A Near-Field to Far-Field Transformation for Spheroidal Geometry Utilizing an Eigenfunction Expansion

Abstract

This work presents a near-field to far-field (NF-FF) transformation for antenna and scatterer radiation evaluation. The transformation allows practical computation by making use of a sampling surface in the near-field that is spheroidal in shape: namely a prolate or oblate spheroid. The resulting vector wave equation does not support orthogonal vector solutions in spheroidal coordinates and instead rectangular field components are solved for using the scalar wave equation in spheroidal coordinates. The new transformation only requires knowledge of the completely-specified near-field electric field along the spheroidal transformation surface and does not need any information associated with the corresponding magnetic field.
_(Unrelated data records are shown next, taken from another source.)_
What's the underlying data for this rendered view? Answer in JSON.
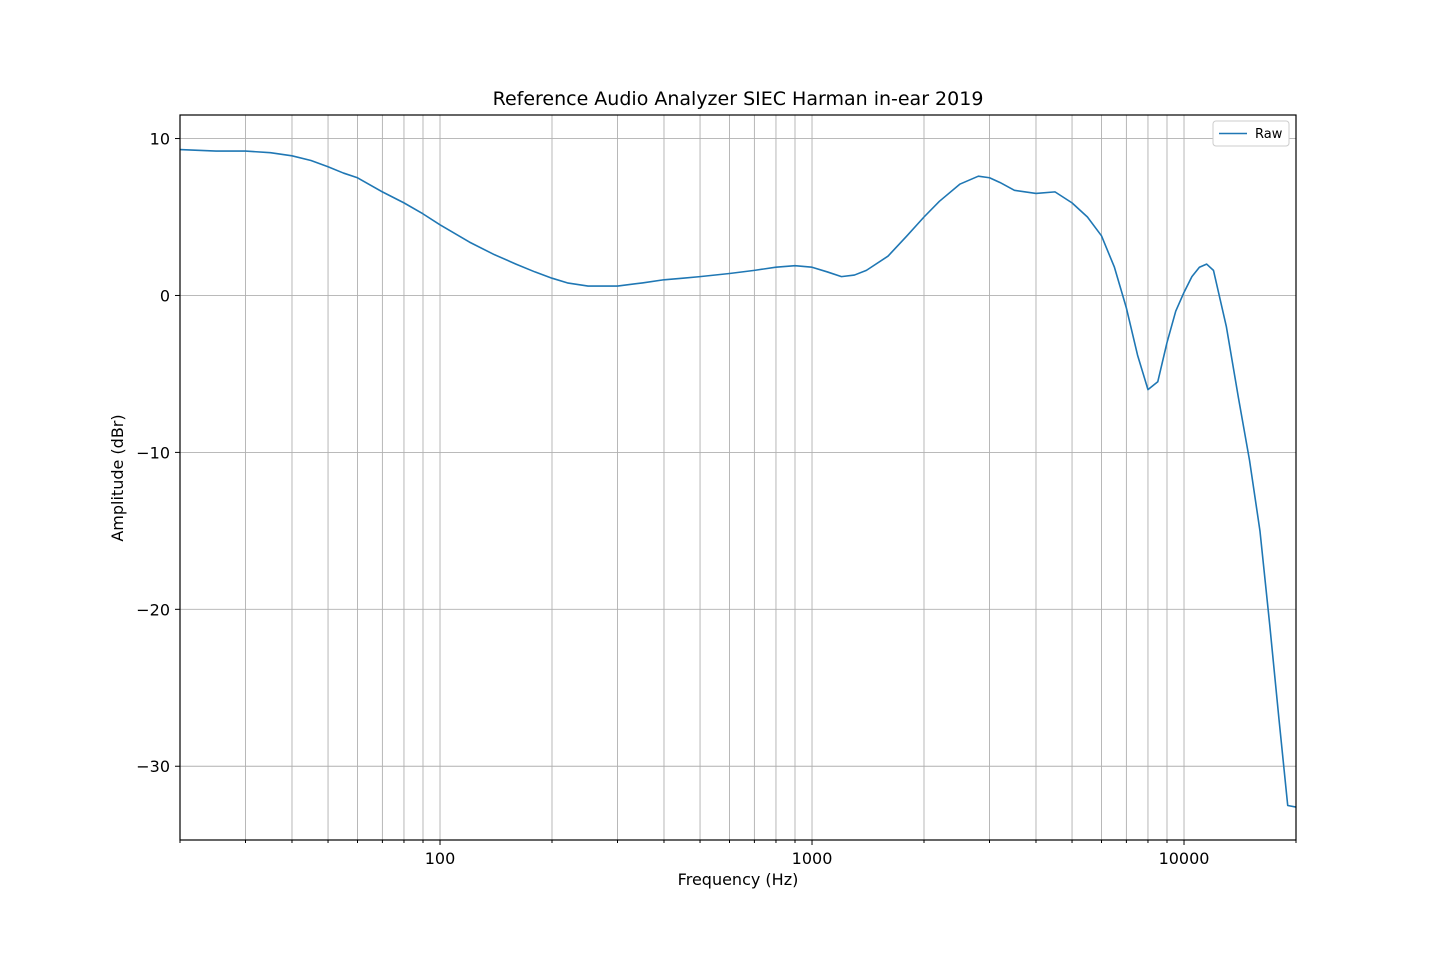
{
  "chart_data": {
    "type": "line",
    "title": "Reference Audio Analyzer SIEC Harman in-ear 2019",
    "xlabel": "Frequency (Hz)",
    "ylabel": "Amplitude (dBr)",
    "x_scale": "log",
    "xlim": [
      20,
      20000
    ],
    "ylim": [
      -34.7,
      11.5
    ],
    "x_major_ticks": [
      100,
      1000,
      10000
    ],
    "x_major_tick_labels": [
      "100",
      "1000",
      "10000"
    ],
    "y_ticks": [
      10,
      0,
      -10,
      -20,
      -30
    ],
    "y_tick_labels": [
      "10",
      "0",
      "−10",
      "−20",
      "−30"
    ],
    "grid": true,
    "legend_position": "top-right",
    "series": [
      {
        "name": "Raw",
        "color": "#1f77b4",
        "x": [
          20,
          25,
          30,
          35,
          40,
          45,
          50,
          55,
          60,
          70,
          80,
          90,
          100,
          120,
          140,
          160,
          180,
          200,
          220,
          250,
          280,
          300,
          350,
          400,
          450,
          500,
          600,
          700,
          800,
          900,
          1000,
          1100,
          1200,
          1300,
          1400,
          1600,
          1800,
          2000,
          2200,
          2500,
          2800,
          3000,
          3200,
          3500,
          4000,
          4500,
          5000,
          5500,
          6000,
          6500,
          7000,
          7500,
          8000,
          8500,
          9000,
          9500,
          10000,
          10500,
          11000,
          11500,
          12000,
          13000,
          14000,
          15000,
          16000,
          17000,
          18000,
          19000,
          20000
        ],
        "y": [
          9.3,
          9.2,
          9.2,
          9.1,
          8.9,
          8.6,
          8.2,
          7.8,
          7.5,
          6.6,
          5.9,
          5.2,
          4.5,
          3.4,
          2.6,
          2.0,
          1.5,
          1.1,
          0.8,
          0.6,
          0.6,
          0.6,
          0.8,
          1.0,
          1.1,
          1.2,
          1.4,
          1.6,
          1.8,
          1.9,
          1.8,
          1.5,
          1.2,
          1.3,
          1.6,
          2.5,
          3.8,
          5.0,
          6.0,
          7.1,
          7.6,
          7.5,
          7.2,
          6.7,
          6.5,
          6.6,
          5.9,
          5.0,
          3.8,
          1.8,
          -0.8,
          -3.8,
          -6.0,
          -5.5,
          -3.0,
          -1.0,
          0.2,
          1.2,
          1.8,
          2.0,
          1.6,
          -2.0,
          -6.5,
          -10.5,
          -15.0,
          -21.0,
          -27.0,
          -32.5,
          -32.6
        ]
      }
    ]
  }
}
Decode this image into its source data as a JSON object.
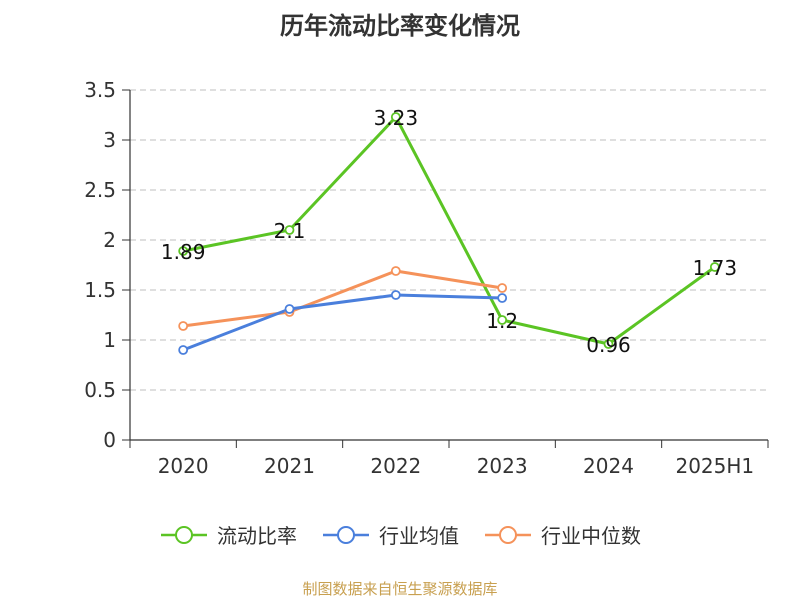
{
  "chart_data": {
    "type": "line",
    "title": "历年流动比率变化情况",
    "categories": [
      "2020",
      "2021",
      "2022",
      "2023",
      "2024",
      "2025H1"
    ],
    "ylim": [
      0,
      3.5
    ],
    "yticks": [
      "0",
      "0.5",
      "1",
      "1.5",
      "2",
      "2.5",
      "3",
      "3.5"
    ],
    "grid": true,
    "legend_position": "bottom",
    "series": [
      {
        "name": "流动比率",
        "color": "#5bc424",
        "values": [
          1.89,
          2.1,
          3.23,
          1.2,
          0.96,
          1.73
        ],
        "labels": [
          "1.89",
          "2.1",
          "3.23",
          "1.2",
          "0.96",
          "1.73"
        ]
      },
      {
        "name": "行业均值",
        "color": "#4a7fdc",
        "values": [
          0.9,
          1.31,
          1.45,
          1.42,
          null,
          null
        ]
      },
      {
        "name": "行业中位数",
        "color": "#f5925a",
        "values": [
          1.14,
          1.28,
          1.69,
          1.52,
          null,
          null
        ]
      }
    ]
  },
  "source": "制图数据来自恒生聚源数据库"
}
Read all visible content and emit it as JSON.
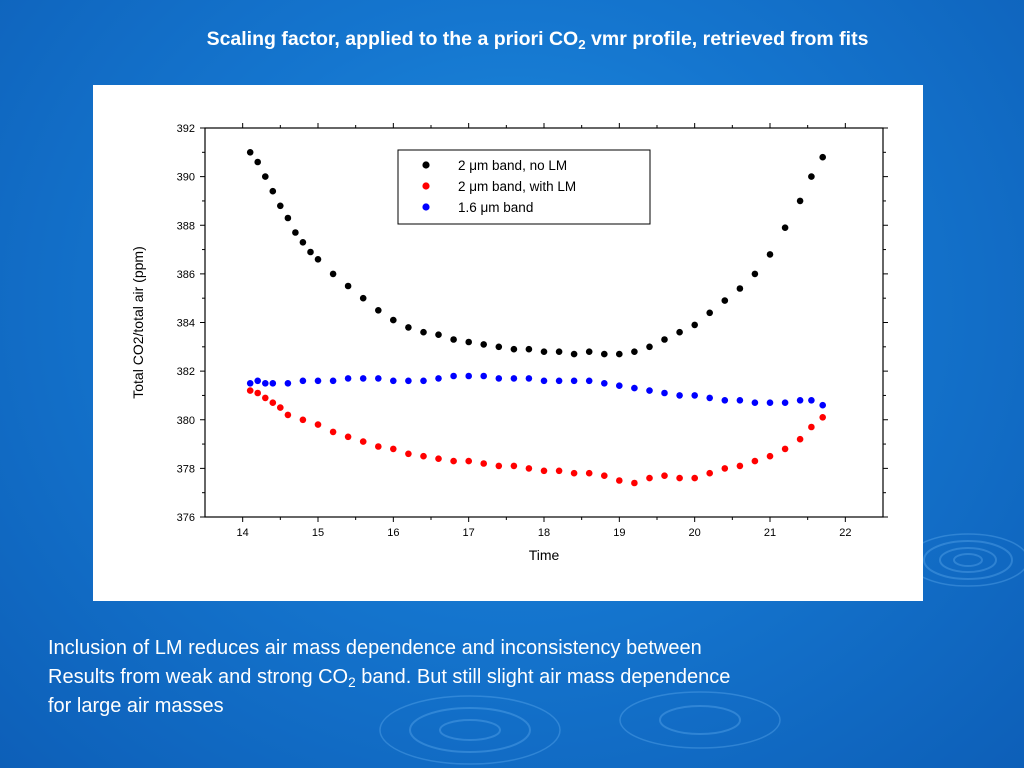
{
  "slide": {
    "title_main": "Scaling factor, applied to the a priori CO",
    "title_sub": "2",
    "title_rest": " vmr profile, retrieved from fits",
    "caption_line1": "Inclusion of LM reduces air mass dependence and inconsistency between",
    "caption_line2_pre": "Results from weak and strong CO",
    "caption_line2_sub": "2",
    "caption_line2_post": " band. But still slight air mass dependence",
    "caption_line3": "for large air masses"
  },
  "colors": {
    "slide_background": "#1576cf",
    "series_black": "#000000",
    "series_red": "#ff0000",
    "series_blue": "#0000ff"
  },
  "chart_data": {
    "type": "scatter",
    "xlabel": "Time",
    "ylabel": "Total CO2/total air (ppm)",
    "xlim": [
      13.5,
      22.5
    ],
    "ylim": [
      376,
      392
    ],
    "xticks": [
      14,
      15,
      16,
      17,
      18,
      19,
      20,
      21,
      22
    ],
    "xtick_labels": [
      "14",
      "15",
      "16",
      "17",
      "18",
      "19",
      "20",
      "21",
      "22"
    ],
    "yticks": [
      376,
      378,
      380,
      382,
      384,
      386,
      388,
      390,
      392
    ],
    "ytick_labels": [
      "376",
      "378",
      "380",
      "382",
      "384",
      "386",
      "388",
      "390",
      "392"
    ],
    "grid": false,
    "legend_position": "top-center",
    "series": [
      {
        "name": "2 μm band, no LM",
        "color": "#000000",
        "x": [
          14.1,
          14.2,
          14.3,
          14.4,
          14.5,
          14.6,
          14.7,
          14.8,
          14.9,
          15.0,
          15.2,
          15.4,
          15.6,
          15.8,
          16.0,
          16.2,
          16.4,
          16.6,
          16.8,
          17.0,
          17.2,
          17.4,
          17.6,
          17.8,
          18.0,
          18.2,
          18.4,
          18.6,
          18.8,
          19.0,
          19.2,
          19.4,
          19.6,
          19.8,
          20.0,
          20.2,
          20.4,
          20.6,
          20.8,
          21.0,
          21.2,
          21.4,
          21.55,
          21.7
        ],
        "y": [
          391.0,
          390.6,
          390.0,
          389.4,
          388.8,
          388.3,
          387.7,
          387.3,
          386.9,
          386.6,
          386.0,
          385.5,
          385.0,
          384.5,
          384.1,
          383.8,
          383.6,
          383.5,
          383.3,
          383.2,
          383.1,
          383.0,
          382.9,
          382.9,
          382.8,
          382.8,
          382.7,
          382.8,
          382.7,
          382.7,
          382.8,
          383.0,
          383.3,
          383.6,
          383.9,
          384.4,
          384.9,
          385.4,
          386.0,
          386.8,
          387.9,
          389.0,
          390.0,
          390.8
        ]
      },
      {
        "name": "2 μm band, with LM",
        "color": "#ff0000",
        "x": [
          14.1,
          14.2,
          14.3,
          14.4,
          14.5,
          14.6,
          14.8,
          15.0,
          15.2,
          15.4,
          15.6,
          15.8,
          16.0,
          16.2,
          16.4,
          16.6,
          16.8,
          17.0,
          17.2,
          17.4,
          17.6,
          17.8,
          18.0,
          18.2,
          18.4,
          18.6,
          18.8,
          19.0,
          19.2,
          19.4,
          19.6,
          19.8,
          20.0,
          20.2,
          20.4,
          20.6,
          20.8,
          21.0,
          21.2,
          21.4,
          21.55,
          21.7
        ],
        "y": [
          381.2,
          381.1,
          380.9,
          380.7,
          380.5,
          380.2,
          380.0,
          379.8,
          379.5,
          379.3,
          379.1,
          378.9,
          378.8,
          378.6,
          378.5,
          378.4,
          378.3,
          378.3,
          378.2,
          378.1,
          378.1,
          378.0,
          377.9,
          377.9,
          377.8,
          377.8,
          377.7,
          377.5,
          377.4,
          377.6,
          377.7,
          377.6,
          377.6,
          377.8,
          378.0,
          378.1,
          378.3,
          378.5,
          378.8,
          379.2,
          379.7,
          380.1
        ]
      },
      {
        "name": "1.6 μm band",
        "color": "#0000ff",
        "x": [
          14.1,
          14.2,
          14.3,
          14.4,
          14.6,
          14.8,
          15.0,
          15.2,
          15.4,
          15.6,
          15.8,
          16.0,
          16.2,
          16.4,
          16.6,
          16.8,
          17.0,
          17.2,
          17.4,
          17.6,
          17.8,
          18.0,
          18.2,
          18.4,
          18.6,
          18.8,
          19.0,
          19.2,
          19.4,
          19.6,
          19.8,
          20.0,
          20.2,
          20.4,
          20.6,
          20.8,
          21.0,
          21.2,
          21.4,
          21.55,
          21.7
        ],
        "y": [
          381.5,
          381.6,
          381.5,
          381.5,
          381.5,
          381.6,
          381.6,
          381.6,
          381.7,
          381.7,
          381.7,
          381.6,
          381.6,
          381.6,
          381.7,
          381.8,
          381.8,
          381.8,
          381.7,
          381.7,
          381.7,
          381.6,
          381.6,
          381.6,
          381.6,
          381.5,
          381.4,
          381.3,
          381.2,
          381.1,
          381.0,
          381.0,
          380.9,
          380.8,
          380.8,
          380.7,
          380.7,
          380.7,
          380.8,
          380.8,
          380.6
        ]
      }
    ]
  }
}
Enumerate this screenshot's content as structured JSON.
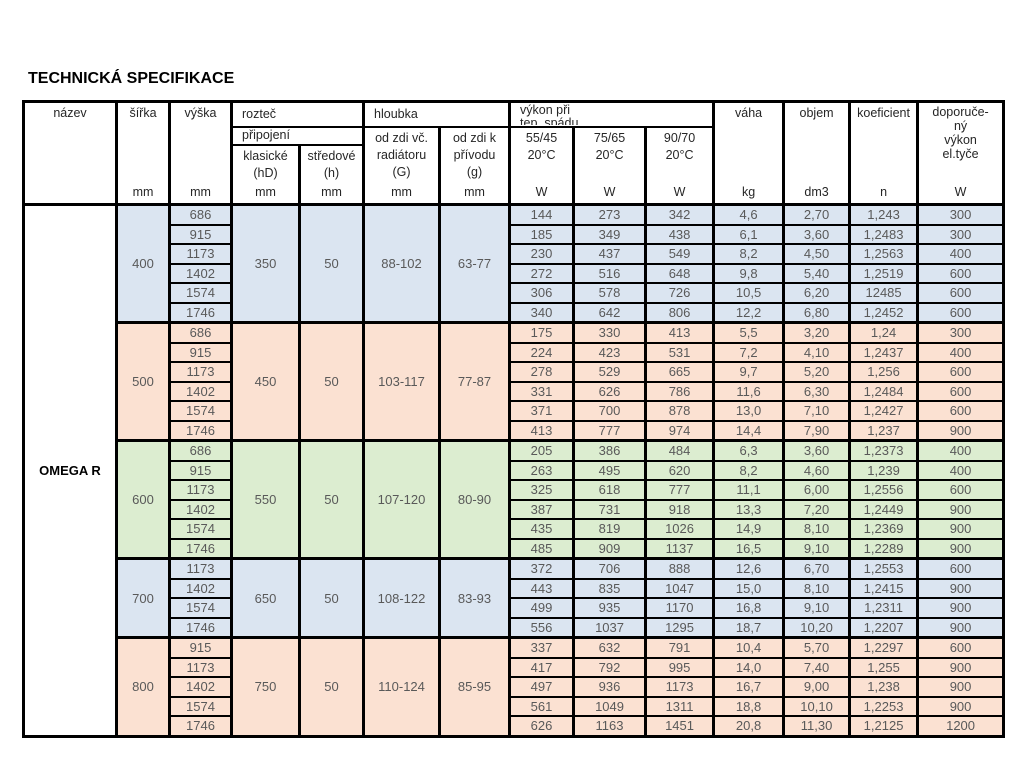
{
  "title": "TECHNICKÁ SPECIFIKACE",
  "product": "OMEGA R",
  "header": {
    "nazev": "název",
    "sirka": "šířka",
    "vyska": "výška",
    "roztec": "rozteč",
    "pripojeni": "připojení",
    "klasicke_l1": "klasické",
    "klasicke_l2": "(hD)",
    "stredove_l1": "středové",
    "stredove_l2": "(h)",
    "hloubka": "hloubka",
    "od_zdi_vc_l1": "od zdi vč.",
    "od_zdi_vc_l2": "radiátoru",
    "od_zdi_vc_l3": "(G)",
    "od_zdi_k_l1": "od zdi k",
    "od_zdi_k_l2": "přívodu",
    "od_zdi_k_l3": "(g)",
    "vykon_l1": "výkon při",
    "vykon_l2": "tep. spádu",
    "temp_55": "55/45",
    "temp_75": "75/65",
    "temp_90": "90/70",
    "temp_deg": "20°C",
    "vaha": "váha",
    "objem": "objem",
    "koeficient": "koeficient",
    "doporuceny_l1": "doporuče-",
    "doporuceny_l2": "ný",
    "doporuceny_l3": "výkon",
    "doporuceny_l4": "el.tyče",
    "unit_mm": "mm",
    "unit_w": "W",
    "unit_kg": "kg",
    "unit_dm3": "dm3",
    "unit_n": "n"
  },
  "colors": {
    "blue": "#dbe5f1",
    "peach": "#fbe1d2",
    "green": "#dcedd0"
  },
  "groups": [
    {
      "width": "400",
      "klasicke": "350",
      "stredove": "50",
      "G": "88-102",
      "g": "63-77",
      "color": "blue",
      "rows": [
        [
          "686",
          "144",
          "273",
          "342",
          "4,6",
          "2,70",
          "1,243",
          "300"
        ],
        [
          "915",
          "185",
          "349",
          "438",
          "6,1",
          "3,60",
          "1,2483",
          "300"
        ],
        [
          "1173",
          "230",
          "437",
          "549",
          "8,2",
          "4,50",
          "1,2563",
          "400"
        ],
        [
          "1402",
          "272",
          "516",
          "648",
          "9,8",
          "5,40",
          "1,2519",
          "600"
        ],
        [
          "1574",
          "306",
          "578",
          "726",
          "10,5",
          "6,20",
          "12485",
          "600"
        ],
        [
          "1746",
          "340",
          "642",
          "806",
          "12,2",
          "6,80",
          "1,2452",
          "600"
        ]
      ]
    },
    {
      "width": "500",
      "klasicke": "450",
      "stredove": "50",
      "G": "103-117",
      "g": "77-87",
      "color": "peach",
      "rows": [
        [
          "686",
          "175",
          "330",
          "413",
          "5,5",
          "3,20",
          "1,24",
          "300"
        ],
        [
          "915",
          "224",
          "423",
          "531",
          "7,2",
          "4,10",
          "1,2437",
          "400"
        ],
        [
          "1173",
          "278",
          "529",
          "665",
          "9,7",
          "5,20",
          "1,256",
          "600"
        ],
        [
          "1402",
          "331",
          "626",
          "786",
          "11,6",
          "6,30",
          "1,2484",
          "600"
        ],
        [
          "1574",
          "371",
          "700",
          "878",
          "13,0",
          "7,10",
          "1,2427",
          "600"
        ],
        [
          "1746",
          "413",
          "777",
          "974",
          "14,4",
          "7,90",
          "1,237",
          "900"
        ]
      ]
    },
    {
      "width": "600",
      "klasicke": "550",
      "stredove": "50",
      "G": "107-120",
      "g": "80-90",
      "color": "green",
      "rows": [
        [
          "686",
          "205",
          "386",
          "484",
          "6,3",
          "3,60",
          "1,2373",
          "400"
        ],
        [
          "915",
          "263",
          "495",
          "620",
          "8,2",
          "4,60",
          "1,239",
          "400"
        ],
        [
          "1173",
          "325",
          "618",
          "777",
          "11,1",
          "6,00",
          "1,2556",
          "600"
        ],
        [
          "1402",
          "387",
          "731",
          "918",
          "13,3",
          "7,20",
          "1,2449",
          "900"
        ],
        [
          "1574",
          "435",
          "819",
          "1026",
          "14,9",
          "8,10",
          "1,2369",
          "900"
        ],
        [
          "1746",
          "485",
          "909",
          "1137",
          "16,5",
          "9,10",
          "1,2289",
          "900"
        ]
      ]
    },
    {
      "width": "700",
      "klasicke": "650",
      "stredove": "50",
      "G": "108-122",
      "g": "83-93",
      "color": "blue",
      "rows": [
        [
          "1173",
          "372",
          "706",
          "888",
          "12,6",
          "6,70",
          "1,2553",
          "600"
        ],
        [
          "1402",
          "443",
          "835",
          "1047",
          "15,0",
          "8,10",
          "1,2415",
          "900"
        ],
        [
          "1574",
          "499",
          "935",
          "1170",
          "16,8",
          "9,10",
          "1,2311",
          "900"
        ],
        [
          "1746",
          "556",
          "1037",
          "1295",
          "18,7",
          "10,20",
          "1,2207",
          "900"
        ]
      ]
    },
    {
      "width": "800",
      "klasicke": "750",
      "stredove": "50",
      "G": "110-124",
      "g": "85-95",
      "color": "peach",
      "rows": [
        [
          "915",
          "337",
          "632",
          "791",
          "10,4",
          "5,70",
          "1,2297",
          "600"
        ],
        [
          "1173",
          "417",
          "792",
          "995",
          "14,0",
          "7,40",
          "1,255",
          "900"
        ],
        [
          "1402",
          "497",
          "936",
          "1173",
          "16,7",
          "9,00",
          "1,238",
          "900"
        ],
        [
          "1574",
          "561",
          "1049",
          "1311",
          "18,8",
          "10,10",
          "1,2253",
          "900"
        ],
        [
          "1746",
          "626",
          "1163",
          "1451",
          "20,8",
          "11,30",
          "1,2125",
          "1200"
        ]
      ]
    }
  ]
}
The benefit of using a spheroidal near-field geometry is its ability to closely conform to both linear and planar radiating structures while still permitting evaluation of the full far-field radiation pattern. Our approach makes use of an eigenfunction expansion of spheroidal wave-harmonics to develop two distinct, yet closely related, NF-FF transformation algorithms for each type of spheroidal surface. The spheroidal NF-FF transformation is validated and performance assessed using a well-characterized radiation structure. By applying the prolate and oblate algorithms to a radiating structure with known analytical near- and far-field electric fields, viz., a filament dipole with sinusoidal current distribution, we are able to setup and conduct multiple numerical tests that serve as a proof-of-concept for the spheroidal NF-FF transformation.